Wenn jedoch mit der Verwendung begonnen wird, bietet das Programm die bisher ungenutzte Möglichkeit, die Massen an Informationen aus handschriftlichen Archivdokumenten in ein dauerhaft lesbares Format zu überführen. Transkribierte Seiten können als texthaltige pdf-Datei oder der Text im unformatierten plain text-Format .txt gespeichert werden. So würde die Zugänglichkeit der in den alten Texten enthaltenen Informationen um ein vielfaches erleichtert, und zusätzlich weitere Möglichkeiten der Auseinandersetzung mit dem Material geschaffen. Leider ist die Notwendigkeit des 'Trainings' am Ende jedoch ein großes Problem. Sofern nicht unüberschaubar große Massen von Texten in der selben Handschrift vorliegen ist die Verwendung von Transkribus nicht zeit-ökonomisch oder sogar unmöglich, und leider erfüllen die wenigsten Grabungstagebücher die nötigen Mengenvorgaben.
Und am Ende sitzt man doch wieder vor den Blättern und stellt seine eigenen kognitiven Fähigkeiten in Frage, wenn die Augen zum zwanzigsten Mal und wider besseren Wissens lieber Brotschicht als Brandschicht in dem Wort erkennen möchten.
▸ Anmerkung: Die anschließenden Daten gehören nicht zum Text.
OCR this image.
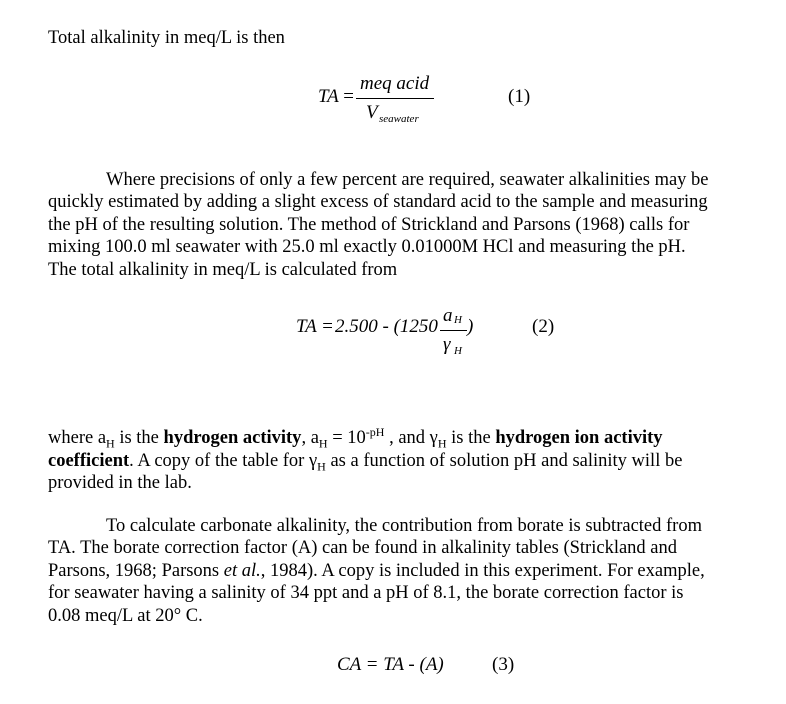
Total alkalinity in meq/L is then
TA =
meq acid
V seawater
(1)
Where precisions of only a few percent are required, seawater alkalinities may be
quickly estimated by adding a slight excess of standard acid to the sample and measuring
the pH of the resulting solution. The method of Strickland and Parsons (1968) calls for
mixing 100.0 ml seawater with 25.0 ml exactly 0.01000M HCl and measuring the pH.
The total alkalinity in meq/L is calculated from
TA = 2.500 - (1250
a H )
γ H
(2)
where $a_H$ is the hydrogen activity, $a_H = 10^{-pH}$ , and $\gamma_H$ is the hydrogen ion activity
coefficient. A copy of the table for $\gamma_H$ as a function of solution pH and salinity will be
provided in the lab.
To calculate carbonate alkalinity, the contribution from borate is subtracted from
TA. The borate correction factor (A) can be found in alkalinity tables (Strickland and
Parsons, 1968; Parsons et al., 1984). A copy is included in this experiment. For example,
for seawater having a salinity of 34 ppt and a pH of 8.1, the borate correction factor is
0.08 meq/L at 20° C.
CA = TA - (A)	(3)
A little suffering is good for the soul – Die Aufarbeitung von ‚Altgrabungen‘
In der Artikelreihe 'A little suffering is good for the soul' werden Methoden und Möglichkeiten zur Aufarbeitung von Altgrabungen vorgestellt. Bei allen Beispielen beziehe ich mich auf meine eigene Arbeit zum Dionysosheiligtum von Milet, die die Aufarbeitung der Ausgrabungen durch den 1991 verstorbenen Bauforscher Wolfgang Müller-Wiener umfasst. Mein Dissertationsprojekt mit dem Arbeitstitel „Ein Heiligtum des Dionysos in der Sakrallandschaft von Milet“ wird seit 2018 von der Gerda Henkel Stiftung gefördert.